Une part d'elle hurle, une deuxième se soumet, une troisième cherche à comprendre, une quatrième éclate d'un rire fou et absurde, une cinquième pleure, une sixième... L'énumération serait sans fin, mais le constat est là, lui : Oriane est mille personnes à la fois, à l'image d'un miroir brisé en tout un tas de morceaux, qui chacun renverrait un reflet contraire et caricatural.
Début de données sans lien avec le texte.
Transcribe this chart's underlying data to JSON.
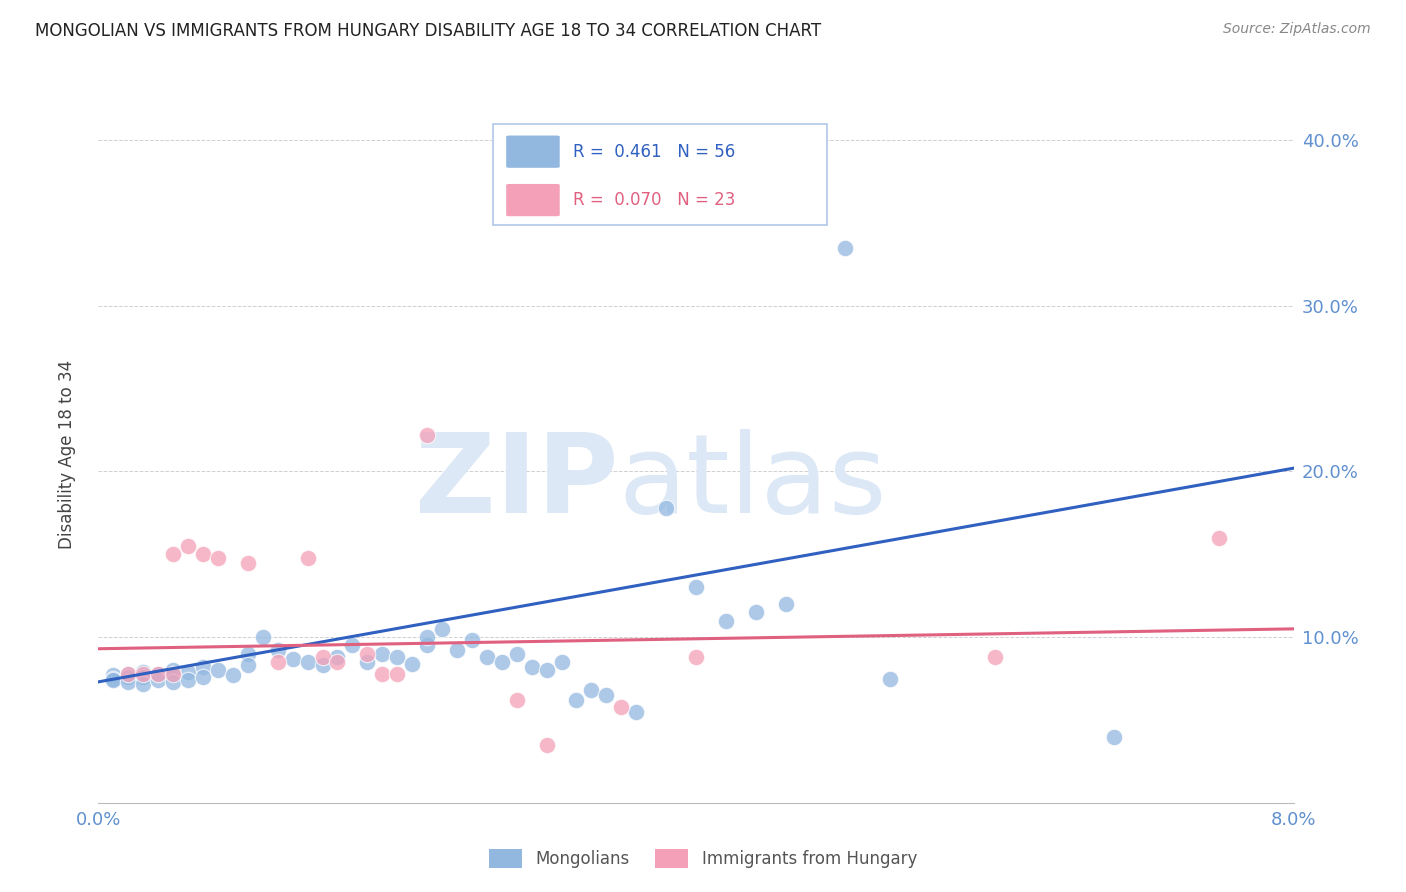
{
  "title": "MONGOLIAN VS IMMIGRANTS FROM HUNGARY DISABILITY AGE 18 TO 34 CORRELATION CHART",
  "source": "Source: ZipAtlas.com",
  "ylabel": "Disability Age 18 to 34",
  "xlim": [
    0.0,
    0.08
  ],
  "ylim": [
    0.0,
    0.42
  ],
  "yticks": [
    0.0,
    0.1,
    0.2,
    0.3,
    0.4
  ],
  "ytick_labels": [
    "",
    "10.0%",
    "20.0%",
    "30.0%",
    "40.0%"
  ],
  "xticks": [
    0.0,
    0.02,
    0.04,
    0.06,
    0.08
  ],
  "xtick_labels": [
    "0.0%",
    "",
    "",
    "",
    "8.0%"
  ],
  "r_blue": 0.461,
  "n_blue": 56,
  "r_pink": 0.07,
  "n_pink": 23,
  "legend_label_blue": "Mongolians",
  "legend_label_pink": "Immigrants from Hungary",
  "background_color": "#ffffff",
  "grid_color": "#d0d0d0",
  "blue_color": "#92b8e0",
  "pink_color": "#f4a0b8",
  "blue_line_color": "#3060c0",
  "pink_line_color": "#e06080",
  "axis_color": "#6090d0",
  "blue_scatter": [
    [
      0.001,
      0.077
    ],
    [
      0.001,
      0.075
    ],
    [
      0.001,
      0.074
    ],
    [
      0.002,
      0.078
    ],
    [
      0.002,
      0.076
    ],
    [
      0.002,
      0.073
    ],
    [
      0.003,
      0.079
    ],
    [
      0.003,
      0.076
    ],
    [
      0.003,
      0.072
    ],
    [
      0.004,
      0.078
    ],
    [
      0.004,
      0.074
    ],
    [
      0.005,
      0.08
    ],
    [
      0.005,
      0.077
    ],
    [
      0.005,
      0.073
    ],
    [
      0.006,
      0.079
    ],
    [
      0.006,
      0.074
    ],
    [
      0.007,
      0.082
    ],
    [
      0.007,
      0.076
    ],
    [
      0.008,
      0.08
    ],
    [
      0.009,
      0.077
    ],
    [
      0.01,
      0.09
    ],
    [
      0.01,
      0.083
    ],
    [
      0.011,
      0.1
    ],
    [
      0.012,
      0.092
    ],
    [
      0.013,
      0.087
    ],
    [
      0.014,
      0.085
    ],
    [
      0.015,
      0.083
    ],
    [
      0.016,
      0.088
    ],
    [
      0.017,
      0.095
    ],
    [
      0.018,
      0.085
    ],
    [
      0.019,
      0.09
    ],
    [
      0.02,
      0.088
    ],
    [
      0.021,
      0.084
    ],
    [
      0.022,
      0.095
    ],
    [
      0.022,
      0.1
    ],
    [
      0.023,
      0.105
    ],
    [
      0.024,
      0.092
    ],
    [
      0.025,
      0.098
    ],
    [
      0.026,
      0.088
    ],
    [
      0.027,
      0.085
    ],
    [
      0.028,
      0.09
    ],
    [
      0.029,
      0.082
    ],
    [
      0.03,
      0.08
    ],
    [
      0.031,
      0.085
    ],
    [
      0.032,
      0.062
    ],
    [
      0.033,
      0.068
    ],
    [
      0.034,
      0.065
    ],
    [
      0.036,
      0.055
    ],
    [
      0.038,
      0.178
    ],
    [
      0.04,
      0.13
    ],
    [
      0.042,
      0.11
    ],
    [
      0.044,
      0.115
    ],
    [
      0.046,
      0.12
    ],
    [
      0.05,
      0.335
    ],
    [
      0.053,
      0.075
    ],
    [
      0.068,
      0.04
    ]
  ],
  "pink_scatter": [
    [
      0.002,
      0.078
    ],
    [
      0.003,
      0.078
    ],
    [
      0.004,
      0.078
    ],
    [
      0.005,
      0.078
    ],
    [
      0.005,
      0.15
    ],
    [
      0.006,
      0.155
    ],
    [
      0.007,
      0.15
    ],
    [
      0.008,
      0.148
    ],
    [
      0.01,
      0.145
    ],
    [
      0.012,
      0.085
    ],
    [
      0.014,
      0.148
    ],
    [
      0.015,
      0.088
    ],
    [
      0.016,
      0.085
    ],
    [
      0.018,
      0.09
    ],
    [
      0.019,
      0.078
    ],
    [
      0.02,
      0.078
    ],
    [
      0.022,
      0.222
    ],
    [
      0.028,
      0.062
    ],
    [
      0.03,
      0.035
    ],
    [
      0.035,
      0.058
    ],
    [
      0.04,
      0.088
    ],
    [
      0.06,
      0.088
    ],
    [
      0.075,
      0.16
    ]
  ],
  "blue_trendline": [
    [
      0.0,
      0.073
    ],
    [
      0.08,
      0.202
    ]
  ],
  "pink_trendline": [
    [
      0.0,
      0.093
    ],
    [
      0.08,
      0.105
    ]
  ]
}
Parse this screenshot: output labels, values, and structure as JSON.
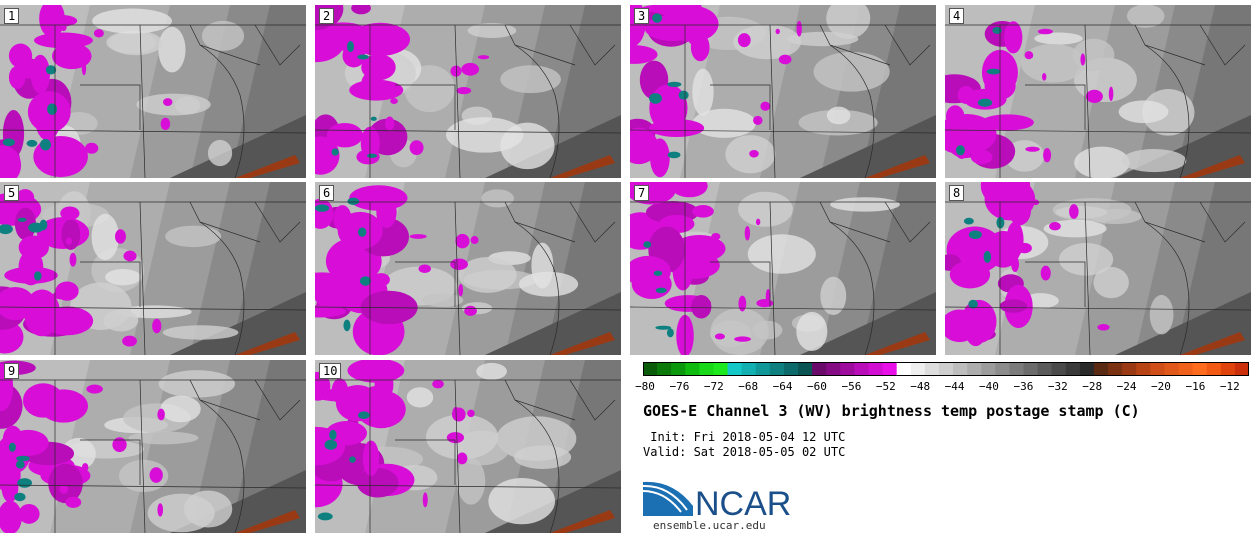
{
  "panels": [
    {
      "label": "1"
    },
    {
      "label": "2"
    },
    {
      "label": "3"
    },
    {
      "label": "4"
    },
    {
      "label": "5"
    },
    {
      "label": "6"
    },
    {
      "label": "7"
    },
    {
      "label": "8"
    },
    {
      "label": "9"
    },
    {
      "label": "10"
    }
  ],
  "colorbar": {
    "ticks": [
      "−80",
      "−76",
      "−72",
      "−68",
      "−64",
      "−60",
      "−56",
      "−52",
      "−48",
      "−44",
      "−40",
      "−36",
      "−32",
      "−28",
      "−24",
      "−20",
      "−16",
      "−12"
    ],
    "colors": [
      "#0a5c0a",
      "#0b7a0b",
      "#0c980c",
      "#10bb10",
      "#18d818",
      "#1ee81e",
      "#14c8c8",
      "#12b0b0",
      "#109898",
      "#0e8080",
      "#0c6a6a",
      "#0a5454",
      "#6a0a6a",
      "#840b84",
      "#9e0c9e",
      "#b80db8",
      "#d20ed2",
      "#e80fe8",
      "#ffffff",
      "#efefef",
      "#dedede",
      "#cecece",
      "#bdbdbd",
      "#adadad",
      "#9c9c9c",
      "#8c8c8c",
      "#7b7b7b",
      "#6b6b6b",
      "#5a5a5a",
      "#4a4a4a",
      "#3a3a3a",
      "#2a2a2a",
      "#5a2a12",
      "#7a3212",
      "#9a3a14",
      "#b84416",
      "#d04e18",
      "#e0581a",
      "#f0621c",
      "#ff6c1e",
      "#f25a14",
      "#e0440c",
      "#cc300a"
    ]
  },
  "title": "GOES-E Channel 3 (WV) brightness temp postage stamp (C)",
  "init": " Init: Fri 2018-05-04 12 UTC",
  "valid": "Valid: Sat 2018-05-05 02 UTC",
  "logo": {
    "text": "NCAR",
    "url": "ensemble.ucar.edu"
  }
}
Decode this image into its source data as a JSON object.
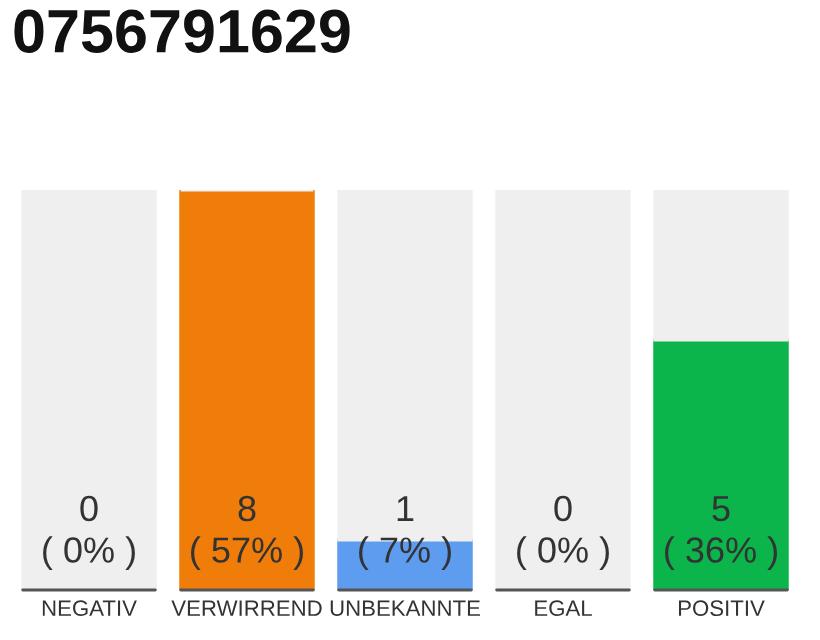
{
  "chart_data": {
    "type": "bar",
    "title": "0756791629",
    "stacked": true,
    "categories": [
      "NEGATIV",
      "VERWIRREND",
      "UNBEKANNTE",
      "EGAL",
      "POSITIV"
    ],
    "series": [
      {
        "colors": [
          "#555555",
          "#f07d0a",
          "#5e9cf0",
          "#555555",
          "#0bb54b"
        ],
        "values": [
          0,
          8,
          1,
          0,
          5
        ],
        "value_labels": [
          "0\n( 0% )",
          "8\n( 57% )",
          "1\n( 7% )",
          "0\n( 0% )",
          "5\n( 36% )"
        ]
      },
      {
        "color": "#efefef",
        "values": [
          8,
          0,
          7,
          8,
          3
        ]
      }
    ],
    "ylim": [
      0,
      8
    ],
    "tick_labels": "x"
  }
}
Elle n'aime guère ces innombrables facettes, et pourtant elle est cela, elle est tout cela.

Elle rit comme elle pleure, elle hait comme elle aime, elle embrasse comme elle tue, capable de confondre jusqu'à l'amour et la mort, brûlant et tissant les ailes d'un même ange. Elle est tout et son contraire. Et, pour la première fois depuis longtemps, ce paradoxe qu'est son esprit la frappe avec une étonnante lucidité.

Elle est cela, elle est tout cela : toutes ces émotions, tous ces actes, toutes ces contradictions. Elle est chacune d'entre elles en un seul corps, de même que le blanc regroupe toutes les couleurs ensemble, du rouge au vert et de l'ocre au violet.

Alors Oriane ne lutte pas contre toutes ces voix contraires, pour une fois. Elle les écoute simplement, les accepte sans les juger étrangères, traîtresses, ou ennemies, tout simplement parce qu'elle sait qu'elle est chacun de ces petits morceaux de papier déchirés, aux messages pourtant si opposés les uns des autres.

Et pendant que, doucement, sa patiente apprend à accepter l'étrange énigme de son coeur, la docteure Javarbel poursuit, rassurée de la voir aussi calme :

— Monsieur Dussant est loin de présenter une évolution aussi encourageante que vous : contrairement à vous, il n'a pas fait autant de progrès et ne cherche pas à s'en sortir comme vous, vous le faites chaque jour si courageusement.

Elle se tait un moment, en quête des mots et de l'intonation justes. Puis elle reprend, légèrement penchée par-dessus son bureau, les coudes sur celui-ci et les doigts croisés :

— Nous sommes partis de très bas, madame Souaignot. Evidemment, le chemin sera encore long, et difficile, mais nous avons déjà franchi ensemble de belles étapes – aujourd'hui en est un bon exemple. Ce serait regrettable de ruiner tous ces efforts, qu'en pensez-vous ?

Oriane hoche de nouveau docilement la tête. Toutefois, elle ne peut s'empêcher de demander d'une voix un peu pressante, presque suppliante :

— Juste, dites... Comment il va ?

Silence.

Enfin la docteure Javarbel articule avec prudence, sans cesser d'évaluer du regard son interlocutrice :

— Il refuse d'écouter. Ce n'est pas pour rien que contrairement à vous, monsieur Dussant est encore en prison. Il est toujours aussi violent et dangereux, comme s'il avait... passé un cap de non-retour, vous comprenez ?

— Je comprends.

Les mots sont sortis d'eux-mêmes, d'un souffle, sans doute parce qu'ils résument la situation mieux que n'importe quel autre : Oriane commence à comprendre, enfin.

Et cela se voit vraisemblablement, puisque la médecin lui adresse un sourire soulagé, accompagnée d'une lueur d'espoir, quand elle conclut :

— N'attendez pas qu'il revienne pour faire votre vie, madame Souaignot. Désormais, il va falloir apprendre à vous reconstruire sans lui.